Immeuble, located in Arras (Pas-de-Calais), is a Renaissance château built in the 16th century. The monument is currently closed to visitors.
In the heart of Arras, this 17th-century building epitomises the golden age of civil architecture in Arras, with its brick and limestone facades typical of the Louis XIII style. It has been listed as a Historic Monument since 1942.
In the dense and prestigious urban fabric of Arras, the capital of the Pas-de-Calais, certain 17th-century buildings stand out as silent but eloquent witnesses to an era of commercial prosperity and architectural renewal. This building, listed as a Historic Monument by decree on 20 July 1942, belongs to that rare category of civil buildings that have survived wars, revolutions and rebuilding without losing their soul. In the 17th century, Arras was a town in the throes of change. Permanently annexed to the Kingdom of France in 1659 by the Treaty of the Pyrenees, it underwent a remarkable architectural boom, with its bourgeoisie and merchants vying with each other in elegance to adorn the city with residences befitting their fortunes.

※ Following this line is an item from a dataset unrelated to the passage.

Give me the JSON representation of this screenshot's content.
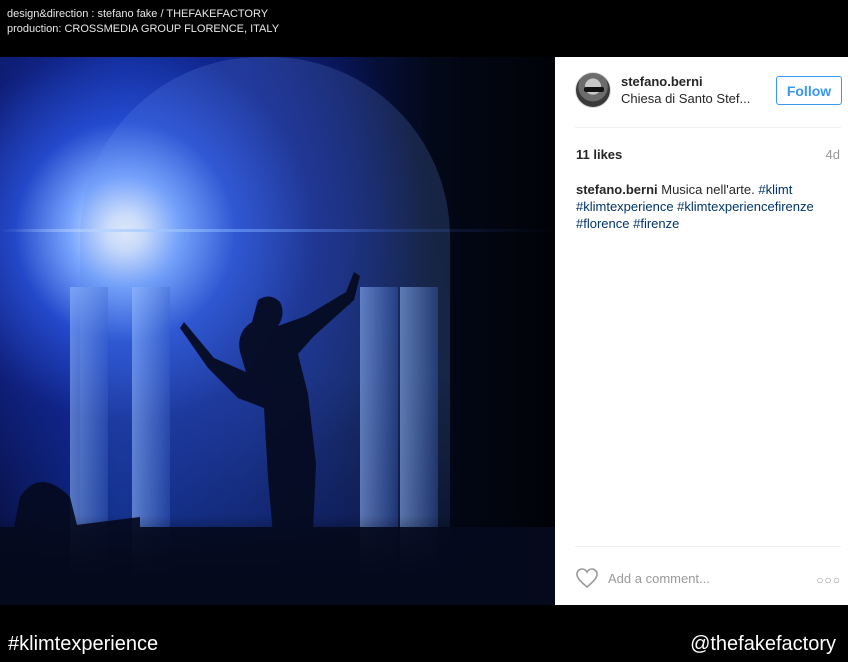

It was against this backdrop of urban renaissance that this building came into being, combining Flemish building traditions inherited from previous centuries with the classical canons imposed by rising French taste. The building is distinguished by its characteristic facade, where red brick and limestone ashlar interact in a harmony typical of the region's building style. The well-balanced proportions of the bays, the meticulous modelling and the quality of the stonework bear witness to the skills of the local craftsmen, trained at a school where high standards were never sacrificed for speed. To visit this building - or simply to contemplate its façade from the street - is to plunge into the intimacy of a town that has always known how to rebuild with character. In an urban context where the massive destruction of the First World War wiped out so much of the past, the survival of this 17th-century building is almost miraculous, giving it inestimable heritage value. Arras itself is well worth a visit: its famous Grand-Place and Place des Héros squares, lined with Flemish gabled houses, form a Baroque setting that is unique in France, and this building is a natural extension of this more intimate, everyday architecture, that of the city lived in rather than the city staged.
The building faithfully illustrates the characteristics of 17th-century civil architecture in Arras, the heir to a dual tradition: rising French classicism, disseminated from Paris by major royal commissions, and the refinement of Flemish construction deeply rooted in the local building culture. The façade combines brick and limestone in a two-tone rhythm very typical of the regional Louis XIII style, where the sobriety of the lines does not exclude constant attention to detail: moulded window surrounds, ashlar quoins, sculpted sills on the main bays. The vertical composition of the facade follows the classic rules: a ground floor treated as a solid base, probably originally used for a commercial or craft activity, topped by one or two storeys intended for residential use, the whole crowned by a French-style slate roof. The evenly-spaced window bays give the whole a measured order, a sign of architectural mastery that goes beyond mere utility. The materials used are those favoured by Artesian builders of the time: local baked brick for the walls and Marquise or Écaussines stone for the structural and decorative elements. This combination of materials, which was both economical and aesthetically pleasing, defined a warm palette of colours - the orange-red of the brick against the creamy white of the limestone - that characterised the authentic face of Arras before the destruction of the 20th century.
Immeuble is located in Arras, Pas-de-Calais department, Hauts-de-France region, France.
Immeuble dates back to a period built during the Renaissance (16th century).
Immeuble is currently closed to visitors.